Não é inédito que um acontecimento circunscrito incendeie todo um território
metropolitano - a difusão das imagens pelos media tendo cada vez mais um efeito
multiplicador. Lembremo-nos dos tumultos de Los Angeles, em Abril/Maio de 1992,
na sequência da absolvição dos polícias que tinham espancado Rodney King - e
L.A. é um conjunto de zonas étnica e socialmente bem definidas, e será já mesmo
Los Angeles, Capital of The Third World, como postula David Rieff.

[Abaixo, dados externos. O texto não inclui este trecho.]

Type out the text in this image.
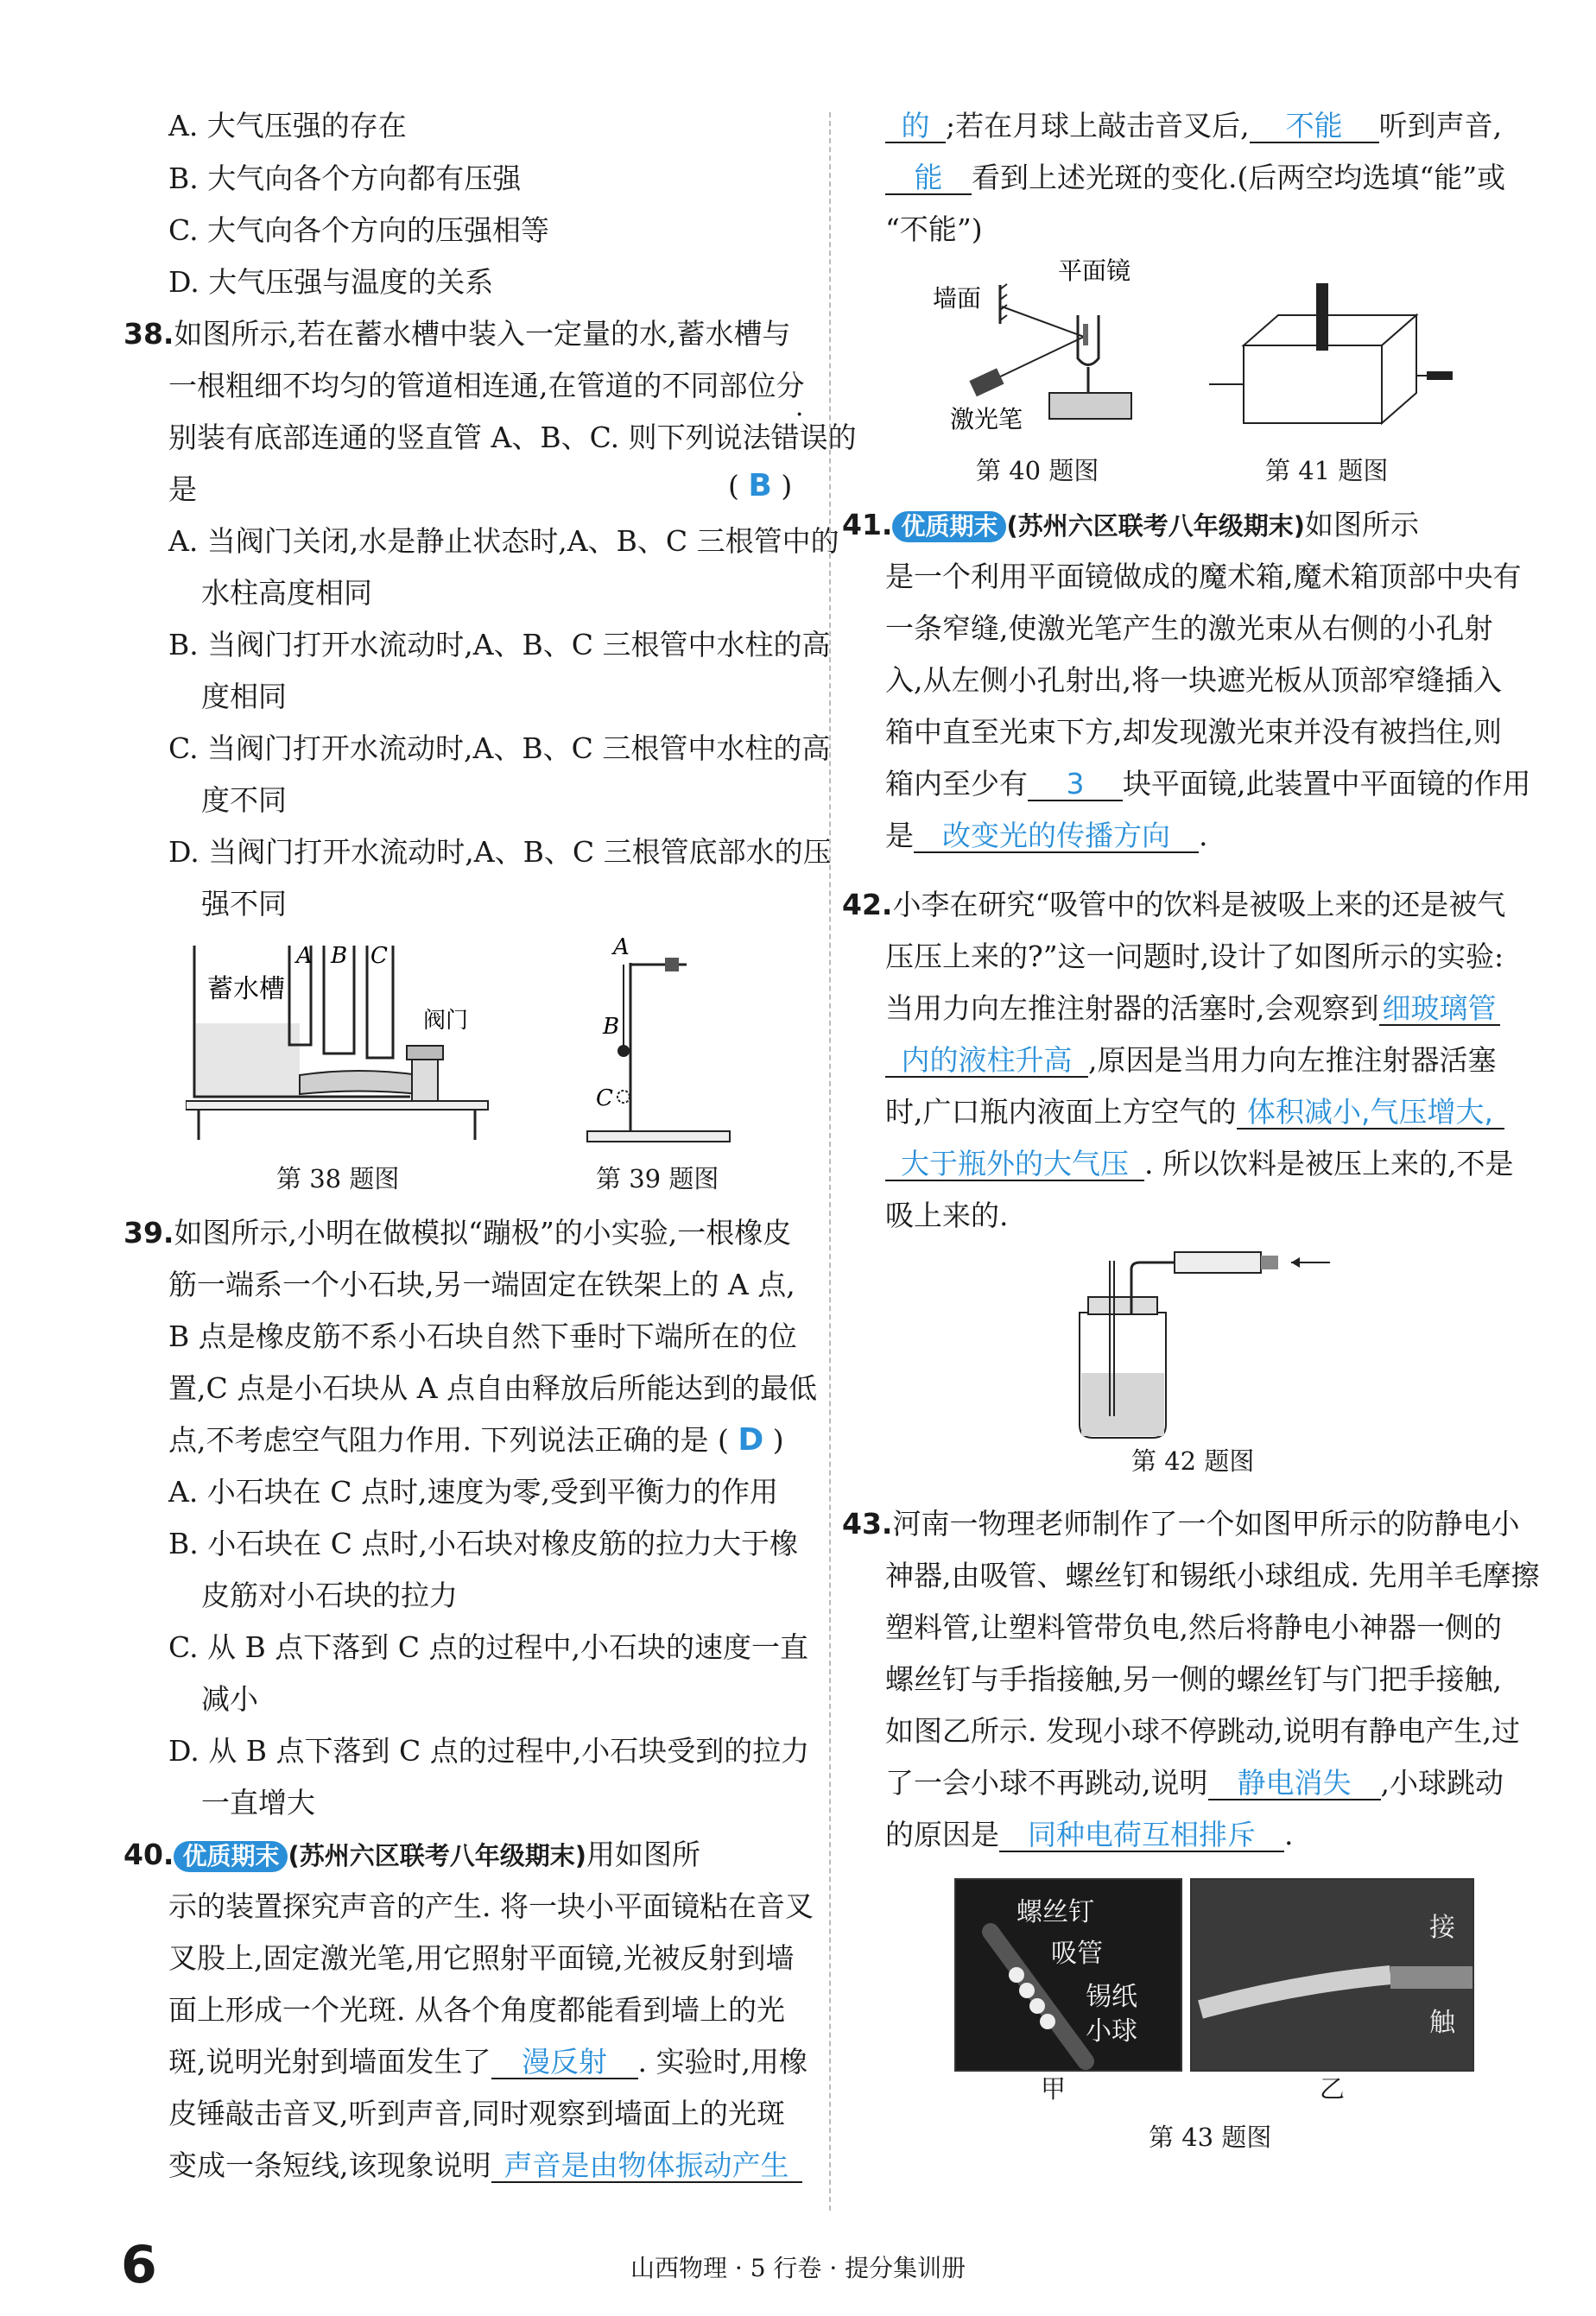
A. 大气压强的存在
B. 大气向各个方向都有压强
C. 大气向各个方向的压强相等
D. 大气压强与温度的关系
38.如图所示,若在蓄水槽中装入一定量的水,蓄水槽与
一根粗细不均匀的管道相连通,在管道的不同部位分
别装有底部连通的竖直管 A、B、C. 则下列说法错误的
是	( B )
A. 当阀门关闭,水是静止状态时,A、B、C 三根管中的
水柱高度相同
B. 当阀门打开水流动时,A、B、C 三根管中水柱的高
度相同
C. 当阀门打开水流动时,A、B、C 三根管中水柱的高
度不同
D. 当阀门打开水流动时,A、B、C 三根管底部水的压
强不同
蓄水槽
阀门
A B C
第 38 题图
A
B
C
第 39 题图
39.如图所示,小明在做模拟“蹦极”的小实验,一根橡皮
筋一端系一个小石块,另一端固定在铁架上的 A 点,
B 点是橡皮筋不系小石块自然下垂时下端所在的位
置,C 点是小石块从 A 点自由释放后所能达到的最低
点,不考虑空气阻力作用. 下列说法正确的是 ( D )
A. 小石块在 C 点时,速度为零,受到平衡力的作用
B. 小石块在 C 点时,小石块对橡皮筋的拉力大于橡
皮筋对小石块的拉力
C. 从 B 点下落到 C 点的过程中,小石块的速度一直
减小
D. 从 B 点下落到 C 点的过程中,小石块受到的拉力
一直增大
40. 优质期末 (苏州六区联考八年级期末)用如图所
示的装置探究声音的产生. 将一块小平面镜粘在音叉
叉股上,固定激光笔,用它照射平面镜,光被反射到墙
面上形成一个光斑. 从各个角度都能看到墙上的光
斑,说明光射到墙面发生了 漫反射 . 实验时,用橡
皮锤敲击音叉,听到声音,同时观察到墙面上的光斑
变成一条短线,该现象说明 声音是由物体振动产生
的 ;若在月球上敲击音叉后, 不能 听到声音,
能 看到上述光斑的变化.(后两空均选填“能”或
“不能”)
墙面
平面镜
激光笔
第 40 题图	第 41 题图
41. 优质期末 (苏州六区联考八年级期末)如图所示
是一个利用平面镜做成的魔术箱,魔术箱顶部中央有
一条窄缝,使激光笔产生的激光束从右侧的小孔射
入,从左侧小孔射出,将一块遮光板从顶部窄缝插入
箱中直至光束下方,却发现激光束并没有被挡住,则
箱内至少有 3 块平面镜,此装置中平面镜的作用
是 改变光的传播方向 .
42.小李在研究“吸管中的饮料是被吸上来的还是被气
压压上来的?”这一问题时,设计了如图所示的实验:
当用力向左推注射器的活塞时,会观察到 细玻璃管
内的液柱升高 ,原因是当用力向左推注射器活塞
时,广口瓶内液面上方空气的 体积减小,气压增大,
大于瓶外的大气压 . 所以饮料是被压上来的,不是
吸上来的.
第 42 题图
43.河南一物理老师制作了一个如图甲所示的防静电小
神器,由吸管、螺丝钉和锡纸小球组成. 先用羊毛摩擦
塑料管,让塑料管带负电,然后将静电小神器一侧的
螺丝钉与手指接触,另一侧的螺丝钉与门把手接触,
如图乙所示. 发现小球不停跳动,说明有静电产生,过
了一会小球不再跳动,说明 静电消失 ,小球跳动
的原因是 同种电荷互相排斥 .
螺丝钉
吸管
锡纸
小球
接
触
甲	乙
第 43 题图
6	山西物理 · 5 行卷 · 提分集训册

Em Paris, em França, há um problema de ordem pública. Mas há também um problema
de cidadania, que só poderá lograr-se com uma concepção cosmopolita, em que os
"outros" sintam que também podem ser parte do Estado-Nação. E há um problema de
cidades e de subúrbios, essa questão metropolitana que é política e socialmente
vital - se a política é o governo da cidade, uma política das cidades e do
espaço urbano é hoje uma prioridade máxima.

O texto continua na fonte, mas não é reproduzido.